Jefferies forecasts that Tencent’s online ad revenue declined 29% year-on-year in the second quarter to 16.3 billion yuan. That’s a sharper drop than what was reported in the first quarter.

“We expect the softness to have come from the outbreak of the pandemic and uncertainties in the macro environment, as well as the high base from certain industry categories (including education and gaming),” Jefferies said.

Gaming headwinds

Gaming revenue, which accounts for about a third of Tencent’s total sales, will be in focus for investors.

China’s gaming sector continues to face challenges. Last year, Chinese regulators said children below 18 years old will only be allowed to play online games for up to three hours a week and only during specific times.

While Tencent has said in the past that minors only account for a tiny fraction of its revenue, some of the effects are being seen.

Regulators also froze the approvals of new games in China from last July and only begun giving the green light for new titles in April again.

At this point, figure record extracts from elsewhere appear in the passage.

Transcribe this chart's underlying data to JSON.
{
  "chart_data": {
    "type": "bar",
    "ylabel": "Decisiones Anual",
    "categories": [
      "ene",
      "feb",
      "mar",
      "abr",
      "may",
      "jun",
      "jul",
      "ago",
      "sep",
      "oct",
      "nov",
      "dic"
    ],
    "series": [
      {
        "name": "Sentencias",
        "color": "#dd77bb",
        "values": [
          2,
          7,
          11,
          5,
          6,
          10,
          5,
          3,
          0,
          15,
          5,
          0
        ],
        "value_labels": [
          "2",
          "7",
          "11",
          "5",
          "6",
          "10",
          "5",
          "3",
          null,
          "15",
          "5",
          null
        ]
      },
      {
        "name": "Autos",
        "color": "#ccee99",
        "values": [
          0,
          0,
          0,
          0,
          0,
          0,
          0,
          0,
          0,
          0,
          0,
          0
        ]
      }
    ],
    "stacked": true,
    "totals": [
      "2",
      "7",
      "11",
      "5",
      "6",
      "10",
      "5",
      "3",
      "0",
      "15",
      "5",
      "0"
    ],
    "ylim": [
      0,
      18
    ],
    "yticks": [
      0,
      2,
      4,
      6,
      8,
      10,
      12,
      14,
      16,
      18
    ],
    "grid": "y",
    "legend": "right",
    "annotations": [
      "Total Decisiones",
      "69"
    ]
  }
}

In China, games need to be approved by regulators in order to be monetized. China has heavy censorship on the contents of games.

Analysts at China Renaissance said in a note published last month that Tencent launched just three mobile games in the second quarter so there will be “limited contribution” to revenue from new titles. The analysts are forecasting “flattish” online gaming revenue in the second quarter with domestic gaming revenue to fall 3% and international game revenue to rise 8% year-on-year.

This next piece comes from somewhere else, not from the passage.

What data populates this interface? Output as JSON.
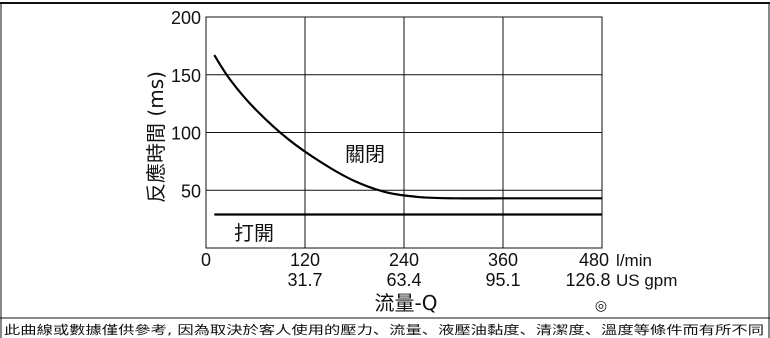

Tencent and its rival NetEase have looked toward international gaming expansion as the domestic market has slowed, acquiring developers or opening new studios.

Jefferies analysts are bullish on the future potential of Tencent’s overseas drive.

“Overseas, Tencent has a solid pipeline of about 30 titles that are to be released in the next few years,” they said. “On top of mobile games, Tencent also has console games in the pipeline. It pursues multi-pronged strategies in overseas expansion such as setting up local operations teams, self development as well as publishing.”

Meituan divestment, cloud in focus

Investors will be keeping their eye on a few more areas of Tencent’s business.

On Tuesday, Reuters reported that Tencent is planning to divest most of its $24 billion stake in food delivery giant Meituan. A source with knowledge of the matter told CNBC that Tencent has no plans currently to sell its stake. Investors will be hoping to hear from Tencent’s executives on its plans in this area.

Tencent’s fintech and cloud business are also important areas for the company. Tencent runs one of China’s biggest mobile payment platforms called WeChat Pay. China Renaissance said it forecasts just 2% year-on-year revenue growth for fintech due to the Covid resurgence.

Growth of the cloud business could also be hampered due to “project delays and softness in offline activities” because of the pandemic, Jefferies said.